O Globo
O recado final de quem fez da Amazônia seu
último projeto e que nos alertou para o privilégio de ter esta floresta
Sebastião
Salgado permanecerá porque sua obra seguirá mostrando as dores agudas
ou a exuberante beleza do planeta. Extremos de vida. Para ele, a vida era em
preto e branco e nunca em meios-tons. Ficará de pé também o pedaço que
replantou da outrora dominante Mata Atlântica, hoje recolhida a alguns
recantos, como o que ele e Lélia construíram. Nesta semana, o contraste entre a
mensagem que ele quis deixar e o que temos feito será mais gritante. A Câmara
pretende votar em regime de urgência o PL da devastação nos próximos dias.
É truque dos apoiadores do projeto. Depois desta, virá a semana do Meio Ambiente. No dia 5 de junho, uma quinta-feira, será o Dia do Meio Ambiente. Os defensores do projeto acham que não cairá bem aprová-lo nessa data e, por isso, querem correr.
Durante a pandemia, em 2021, eu pedi uma
entrevista a Sebastião para o livro que estava escrevendo. Liguei na hora
marcada e ele me deu uma aula sobre vários povos que visitara na Amazônia.
Ele havia me dito, anos antes, em 2013, quando o acompanhei na visita aos Awá
Guajá, que “Amazônia” seria seu último projeto. Explicou que ia trabalhar por
dez anos e depois disso teria perto de 80, não teria forças para novo projeto.
Acabou concluindo o “Amazônia” em menos de uma década, mas ele sabia marcar o
tempo da vida.
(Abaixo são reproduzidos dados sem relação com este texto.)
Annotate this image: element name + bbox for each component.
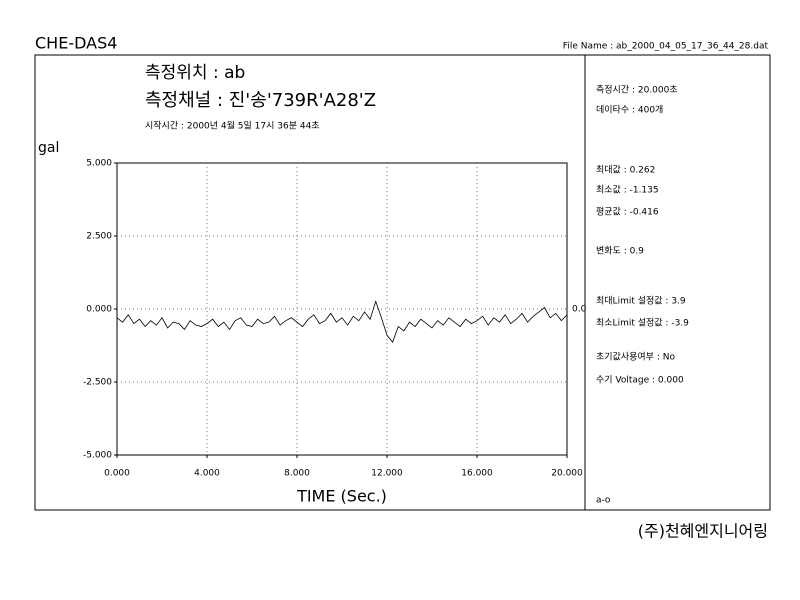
info-line: 변화도 : 0.9: [596, 246, 644, 257]
info-frame: [584, 54, 771, 511]
info-code: a-o: [596, 496, 611, 506]
info-line: 최소값 : -1.135: [596, 184, 659, 196]
y-tick-label: -5.000: [83, 451, 112, 461]
info-line: 최대Limit 설정값 : 3.9: [596, 295, 686, 307]
info-line: 최대값 : 0.262: [596, 164, 655, 176]
x-tick-label: 0.000: [104, 469, 130, 479]
y-tick-label: 0.000: [86, 305, 112, 315]
x-tick-label: 20.000: [551, 469, 583, 479]
info-line: 최소Limit 설정값 : -3.9: [596, 317, 689, 329]
location: 측정위치 : ab: [145, 63, 245, 83]
info-line: 데이타수 : 400개: [596, 105, 663, 116]
y-tick-label: 2.500: [86, 232, 112, 242]
x-tick-label: 12.000: [371, 469, 403, 479]
y-tick-label: 5.000: [86, 159, 112, 169]
info-line: 초기값사용여부 : No: [596, 351, 675, 363]
x-tick-label: 4.000: [194, 469, 220, 479]
x-axis-label: TIME (Sec.): [296, 487, 387, 506]
y-tick-label: -2.500: [83, 378, 112, 388]
info-line: 측정시간 : 20.000초: [596, 85, 678, 96]
start-time: 시작시간 : 2000년 4월 5일 17시 36분 44초: [145, 120, 320, 132]
x-tick-label: 8.000: [284, 469, 310, 479]
data-line: [116, 300, 568, 343]
channel: 측정채널 : 진'송'739R'A28'Z: [145, 90, 376, 111]
footer: (주)천혜엔지니어링: [638, 522, 768, 541]
info-line: 평균값 : -0.416: [596, 206, 659, 218]
x-tick-label: 16.000: [461, 469, 493, 479]
info-line: 수기 Voltage : 0.000: [596, 375, 684, 386]
app-title: CHE-DAS4: [35, 34, 117, 53]
y-axis-label: gal: [38, 140, 59, 156]
file-name: File Name : ab_2000_04_05_17_36_44_28.da…: [563, 42, 769, 52]
zero-label: 0.0: [572, 305, 587, 315]
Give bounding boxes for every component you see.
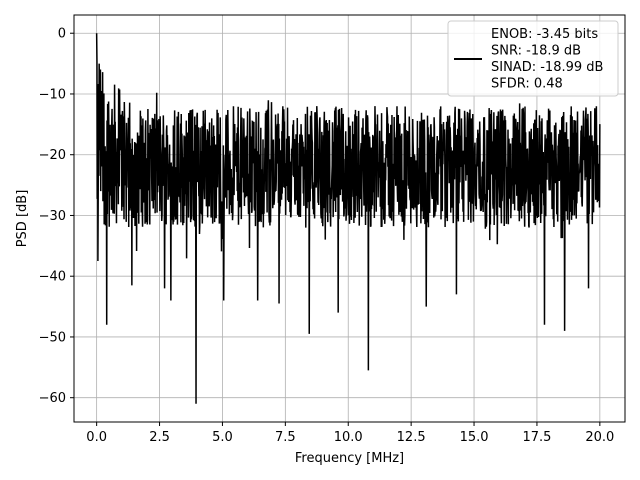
x-tick-label: 12.5	[397, 430, 426, 445]
y-axis-ticks: 0 −10 −20 −30 −40 −50 −60	[39, 27, 74, 406]
y-tick-label: −20	[39, 148, 66, 163]
plot-frame	[73, 14, 626, 423]
y-tick-label: −60	[39, 391, 66, 406]
x-axis-label: Frequency [MHz]	[295, 451, 404, 466]
legend-box	[447, 20, 619, 97]
x-tick-label: 15.0	[460, 430, 489, 445]
legend-entry-text: ENOB: -3.45 bits SNR: -18.9 dB SINAD: -18.…	[491, 27, 603, 92]
legend-line-0: ENOB: -3.45 bits	[491, 27, 598, 42]
y-axis-label: PSD [dB]	[15, 190, 30, 248]
x-tick-label: 20.0	[585, 430, 614, 445]
y-tick-label: −40	[39, 270, 66, 285]
y-tick-label: 0	[58, 27, 66, 42]
psd-series-line	[95, 33, 601, 404]
x-tick-label: 2.5	[149, 430, 170, 445]
x-tick-label: 0.0	[86, 430, 107, 445]
y-tick-label: −30	[39, 209, 66, 224]
y-tick-label: −50	[39, 330, 66, 345]
legend-line-1: SNR: -18.9 dB	[491, 44, 581, 59]
legend: ENOB: -3.45 bits SNR: -18.9 dB SINAD: -18.…	[447, 20, 619, 97]
plot-area	[95, 33, 601, 404]
x-axis-ticks: 0.0 2.5 5.0 7.5 10.0 12.5 15.0 17.5 20.0	[86, 422, 614, 445]
x-tick-label: 7.5	[275, 430, 296, 445]
x-tick-label: 10.0	[334, 430, 363, 445]
legend-line-3: SFDR: 0.48	[491, 77, 563, 92]
x-tick-label: 5.0	[212, 430, 233, 445]
legend-line-2: SINAD: -18.99 dB	[491, 60, 603, 75]
x-tick-label: 17.5	[522, 430, 551, 445]
y-tick-label: −10	[39, 87, 66, 102]
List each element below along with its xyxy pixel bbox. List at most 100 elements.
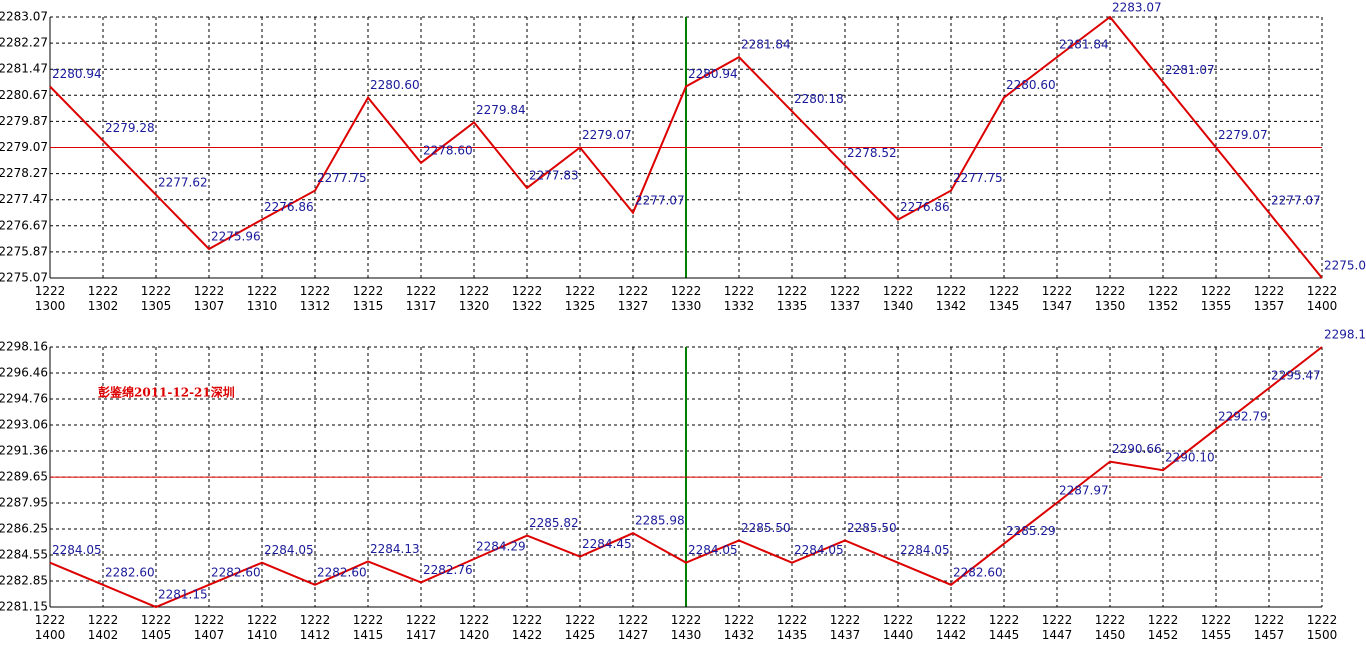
x-tick-label: 1222 1422 — [511, 613, 543, 642]
data-label: 2280.60 — [370, 78, 420, 92]
x-tick-label: 1222 1327 — [617, 284, 649, 313]
data-label: 2290.10 — [1165, 451, 1215, 465]
data-label: 2290.66 — [1112, 442, 1162, 456]
y-tick-label: 2280.67 — [0, 88, 48, 102]
data-label: 2277.07 — [635, 193, 685, 207]
x-tick-label: 1222 1417 — [405, 613, 437, 642]
x-tick-label: 1222 1405 — [140, 613, 172, 642]
data-label: 2285.50 — [847, 521, 897, 535]
annotation: 彭鉴绵2011-12-21深圳 — [98, 385, 235, 400]
x-tick-label: 1222 1357 — [1253, 284, 1285, 313]
x-tick-label: 1222 1450 — [1094, 613, 1126, 642]
data-label: 2282.76 — [423, 563, 473, 577]
y-tick-label: 2275.87 — [0, 244, 48, 258]
x-tick-label: 1222 1427 — [617, 613, 649, 642]
x-tick-label: 1222 1400 — [1306, 284, 1338, 313]
x-tick-label: 1222 1445 — [988, 613, 1020, 642]
data-label: 2295.47 — [1271, 369, 1321, 383]
data-label: 2285.29 — [1006, 524, 1056, 538]
data-label: 2298.16 — [1324, 328, 1366, 342]
data-label: 2282.60 — [211, 565, 261, 579]
x-tick-label: 1222 1457 — [1253, 613, 1285, 642]
x-tick-label: 1222 1300 — [34, 284, 66, 313]
x-tick-label: 1222 1352 — [1147, 284, 1179, 313]
data-label: 2277.07 — [1271, 193, 1321, 207]
y-tick-label: 2276.67 — [0, 218, 48, 232]
x-tick-label: 1222 1305 — [140, 284, 172, 313]
data-label: 2285.98 — [635, 514, 685, 528]
x-tick-label: 1222 1325 — [564, 284, 596, 313]
data-label: 2283.07 — [1112, 1, 1162, 15]
data-label: 2281.15 — [158, 588, 208, 602]
x-tick-label: 1222 1412 — [299, 613, 331, 642]
x-tick-label: 1222 1442 — [935, 613, 967, 642]
data-label: 2278.60 — [423, 143, 473, 157]
data-label: 2292.79 — [1218, 410, 1268, 424]
y-tick-label: 2294.76 — [0, 391, 48, 405]
data-label: 2284.29 — [476, 540, 526, 554]
x-tick-label: 1222 1320 — [458, 284, 490, 313]
data-label: 2275.07 — [1324, 259, 1366, 273]
x-tick-label: 1222 1315 — [352, 284, 384, 313]
x-tick-label: 1222 1435 — [776, 613, 808, 642]
x-tick-label: 1222 1407 — [193, 613, 225, 642]
data-label: 2278.52 — [847, 146, 897, 160]
x-tick-label: 1222 1437 — [829, 613, 861, 642]
data-label: 2284.05 — [688, 543, 738, 557]
x-tick-label: 1222 1307 — [193, 284, 225, 313]
x-tick-label: 1222 1500 — [1306, 613, 1338, 642]
data-label: 2284.05 — [794, 543, 844, 557]
y-tick-label: 2282.85 — [0, 574, 48, 588]
data-label: 2279.28 — [105, 121, 155, 135]
data-label: 2284.05 — [52, 543, 102, 557]
data-label: 2281.84 — [1059, 38, 1109, 52]
data-label: 2279.84 — [476, 103, 526, 117]
data-label: 2284.13 — [370, 542, 420, 556]
x-tick-label: 1222 1440 — [882, 613, 914, 642]
data-label: 2280.94 — [688, 67, 738, 81]
y-tick-label: 2296.46 — [0, 365, 48, 379]
y-tick-label: 2287.95 — [0, 496, 48, 510]
y-tick-label: 2284.55 — [0, 548, 48, 562]
x-tick-label: 1222 1337 — [829, 284, 861, 313]
x-tick-label: 1222 1350 — [1094, 284, 1126, 313]
y-tick-label: 2279.07 — [0, 140, 48, 154]
x-tick-label: 1222 1430 — [670, 613, 702, 642]
x-tick-label: 1222 1432 — [723, 613, 755, 642]
x-tick-label: 1222 1420 — [458, 613, 490, 642]
y-tick-label: 2282.27 — [0, 36, 48, 50]
x-tick-label: 1222 1310 — [246, 284, 278, 313]
x-tick-label: 1222 1410 — [246, 613, 278, 642]
data-label: 2277.62 — [158, 175, 208, 189]
data-label: 2282.60 — [105, 565, 155, 579]
x-tick-label: 1222 1312 — [299, 284, 331, 313]
x-tick-label: 1222 1347 — [1041, 284, 1073, 313]
x-tick-label: 1222 1345 — [988, 284, 1020, 313]
data-label: 2282.60 — [953, 565, 1003, 579]
x-tick-label: 1222 1332 — [723, 284, 755, 313]
x-tick-label: 1222 1452 — [1147, 613, 1179, 642]
data-label: 2276.86 — [900, 200, 950, 214]
data-label: 2275.96 — [211, 229, 261, 243]
data-label: 2280.60 — [1006, 78, 1056, 92]
x-tick-label: 1222 1317 — [405, 284, 437, 313]
y-tick-label: 2293.06 — [0, 417, 48, 431]
x-tick-label: 1222 1400 — [34, 613, 66, 642]
data-label: 2285.50 — [741, 521, 791, 535]
data-label: 2277.83 — [529, 168, 579, 182]
data-line — [49, 15, 1323, 279]
y-tick-label: 2281.47 — [0, 62, 48, 76]
data-label: 2277.75 — [953, 171, 1003, 185]
x-tick-label: 1222 1402 — [87, 613, 119, 642]
x-tick-label: 1222 1322 — [511, 284, 543, 313]
data-label: 2281.84 — [741, 38, 791, 52]
x-tick-label: 1222 1447 — [1041, 613, 1073, 642]
x-tick-label: 1222 1330 — [670, 284, 702, 313]
data-label: 2280.94 — [52, 67, 102, 81]
data-label: 2284.45 — [582, 537, 632, 551]
data-label: 2284.05 — [264, 543, 314, 557]
data-label: 2281.07 — [1165, 63, 1215, 77]
y-tick-label: 2291.36 — [0, 443, 48, 457]
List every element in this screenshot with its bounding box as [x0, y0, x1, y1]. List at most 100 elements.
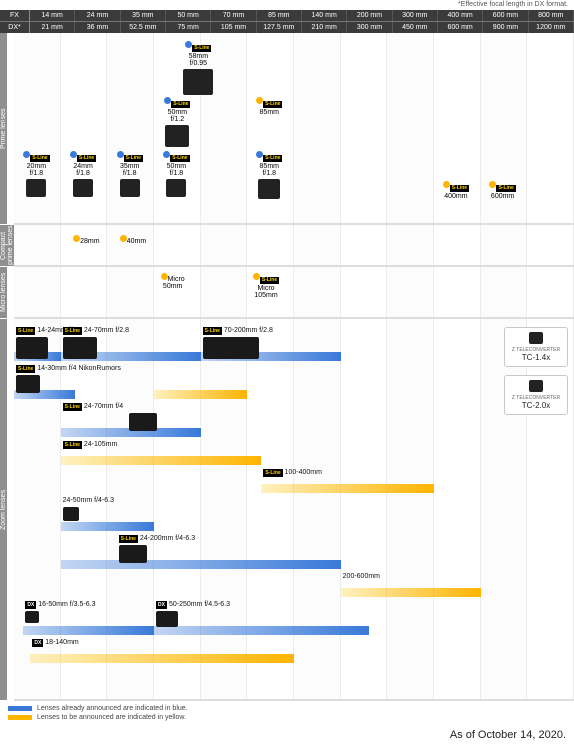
lens-image [156, 611, 178, 627]
zoom-lens-label: S-Line 70-200mm f/2.8 [203, 327, 273, 336]
zoom-range-bar [61, 560, 341, 569]
prime-lens: S-Line85mm [248, 97, 290, 116]
category-label: Zoom lenses [0, 319, 7, 701]
zoom-range-bar [30, 654, 294, 663]
sline-badge: S-Line [450, 185, 469, 192]
status-dot-icon [163, 151, 170, 158]
section-micro-lenses: Micro50mmS-LineMicro105mm [14, 267, 574, 319]
header-cell: 200 mm [347, 10, 392, 21]
sline-badge: S-Line [260, 277, 279, 284]
lens-label: 35mmf/1.8 [120, 163, 139, 177]
status-dot-icon [23, 151, 30, 158]
prime-lens: S-Line24mmf/1.8 [62, 151, 104, 197]
prime-lens: S-LineMicro105mm [245, 273, 287, 299]
sline-badge: S-Line [263, 101, 282, 108]
status-dot-icon [489, 181, 496, 188]
prime-lens: S-Line50mmf/1.8 [155, 151, 197, 197]
prime-lens: S-Line58mmf/0.95 [177, 41, 219, 95]
prime-lens: S-Line50mmf/1.2 [156, 97, 198, 147]
prime-lens: S-Line20mmf/1.8 [15, 151, 57, 197]
legend: Lenses already announced are indicated i… [0, 701, 574, 725]
status-dot-icon [253, 273, 260, 280]
teleconverter-card: Z TELECONVERTERTC-1.4x [504, 327, 568, 367]
focal-length-header: FX14 mm24 mm35 mm50 mm70 mm85 mm140 mm20… [0, 10, 574, 33]
zoom-lens-label: 200-600mm [343, 573, 380, 580]
header-cell: 140 mm [302, 10, 347, 21]
zoom-lens-label: DX50-250mm f/4.5-6.3 [156, 601, 230, 609]
lens-image [63, 507, 79, 521]
plot-area: S-Line58mmf/0.95S-Line50mmf/1.2S-Line85m… [14, 33, 574, 701]
sline-badge: S-Line [16, 365, 35, 373]
dx-badge: DX [156, 601, 167, 609]
lens-label: 85mmf/1.8 [260, 163, 279, 177]
header-row-label: DX* [0, 22, 30, 33]
zoom-range-bar [154, 626, 369, 635]
teleconverter-name: TC-1.4x [522, 353, 550, 362]
status-dot-icon [256, 97, 263, 104]
zoom-lens-label: S-Line 24-105mm [63, 441, 118, 450]
sline-badge: S-Line [77, 155, 96, 162]
header-cell: 210 mm [302, 22, 347, 33]
prime-lens: S-Line85mmf/1.8 [248, 151, 290, 199]
category-label: Micro lenses [0, 267, 7, 319]
prime-lens: S-Line400mm [435, 181, 477, 200]
teleconverter-image [529, 332, 543, 344]
sline-badge: S-Line [263, 155, 282, 162]
prime-lens: 28mm [65, 235, 107, 245]
legend-row: Lenses already announced are indicated i… [8, 705, 566, 712]
lens-image [203, 337, 259, 359]
header-cell: 1200 mm [529, 22, 574, 33]
sline-badge: S-Line [30, 155, 49, 162]
lens-image [120, 179, 140, 197]
sline-badge: S-Line [170, 155, 189, 162]
zoom-lens-label: DX16-50mm f/3.5-6.3 [25, 601, 95, 609]
lens-label: 24mmf/1.8 [73, 163, 92, 177]
dx-badge: DX [25, 601, 36, 609]
lens-label: 28mm [80, 238, 99, 245]
zoom-range-bar [61, 522, 154, 531]
lens-label: 20mmf/1.8 [27, 163, 46, 177]
header-cell: 127.5 mm [257, 22, 302, 33]
zoom-range-bar [261, 484, 434, 493]
header-cell: 800 mm [529, 10, 574, 21]
status-dot-icon [256, 151, 263, 158]
lens-label: Micro105mm [254, 285, 277, 299]
zoom-range-bar [341, 588, 481, 597]
zoom-lens-label: S-Line 100-400mm [263, 469, 322, 478]
category-sidebar: Prime lensesCompact prime lensesMicro le… [0, 33, 14, 701]
lens-roadmap-chart: *Effective focal length in DX format. FX… [0, 0, 574, 747]
zoom-lens-label: S-Line 24-70mm f/4 [63, 403, 124, 412]
prime-lens: S-Line600mm [482, 181, 524, 200]
legend-text: Lenses to be announced are indicated in … [37, 714, 186, 721]
lens-label: 400mm [444, 193, 467, 200]
status-dot-icon [185, 41, 192, 48]
zoom-lens-label: S-Line 24-70mm f/2.8 [63, 327, 129, 336]
lens-label: 85mm [260, 109, 279, 116]
lens-image [25, 611, 39, 623]
lens-image [16, 375, 40, 393]
teleconverter-name: TC-2.0x [522, 401, 550, 410]
prime-lens: 40mm [112, 235, 154, 245]
status-dot-icon [161, 273, 168, 280]
header-cell: 300 mm [393, 10, 438, 21]
zoom-range-bar [61, 456, 262, 465]
zoom-lens-label: S-Line 14-30mm f/4 NikonRumors [16, 365, 121, 374]
lens-image [165, 125, 189, 147]
legend-swatch [8, 715, 32, 720]
header-cell: 600 mm [483, 10, 528, 21]
status-dot-icon [164, 97, 171, 104]
section-zoom-lenses: S-Line 14-24mm f/2.8S-Line 24-70mm f/2.8… [14, 319, 574, 701]
header-cell: 300 mm [347, 22, 392, 33]
lens-image [26, 179, 46, 197]
header-cell: 85 mm [257, 10, 302, 21]
legend-swatch [8, 706, 32, 711]
zoom-lens-label: 24-50mm f/4-6.3 [63, 497, 114, 504]
lens-label: 50mmf/1.2 [168, 109, 187, 123]
header-cell: 75 mm [166, 22, 211, 33]
header-cell: 52.5 mm [121, 22, 166, 33]
lens-label: 50mmf/1.8 [167, 163, 186, 177]
header-cell: 400 mm [438, 10, 483, 21]
status-dot-icon [120, 235, 127, 242]
header-cell: 24 mm [75, 10, 120, 21]
sline-badge: S-Line [63, 403, 82, 411]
Morreu aos 81 anos.
Naquela conversa de 2021, ele falou do que
tentava mostrar ao Brasil ao escolher o tema do último trabalho.
“Quando se está vivendo nas comunidades
indígenas a gente tem noção de estar no maior espaço cultural do planeta. Cada
povo tem uma história, uma vivência, uma experiência, uma língua, uma origem. E
tudo isso é muito dinâmico. Em todos esses anos que passei indo à Amazônia
descobri que o maior grupo de riqueza cultural, o maior grupo de experiências
de vida que frequentei em todo o planeta são os povos da Amazônia. O Brasil tem
esse privilégio. É o único país que pode conviver com a pré-história da humanidade.
Dentro da Amazônia brasileira nós temos em torno de 102 grupos que nunca foram
contactados. Os brasileiros tinham que ter consciência disso, que eles têm essa
riqueza incrível. Que essas comunidades não são inferiores a nada do que se tem
em outras áreas do Brasil, seja em vigor físico, em beleza, em disposição de
vida, em cultura, em riqueza de línguas. Temos que transmitir isso para o povo
brasileiro. Preservar isso para as gerações futuras do planeta inteiro.”
Ele escolheu entregar a nós, brasileiros, seu
povo, a última mensagem com o seu projeto “Amazônia”. Há momentos em que parece
que vamos entender o privilégio de ter essa floresta. Em outros momentos, como
na semana passada, quando o Senado aprovou o PL do licenciamento, tudo
desmorona. O projeto não flexibiliza, ele ataca a legislação ambiental. Ele
cria o ambiente no qual os lobbies podem prosperar e a corrupção crescer. O PL,
como votado no Senado, cria um tipo especial de licença. Rápida, vantajosa, sem
critérios claros. Entra nessa trilha veloz o projeto considerado estratégico.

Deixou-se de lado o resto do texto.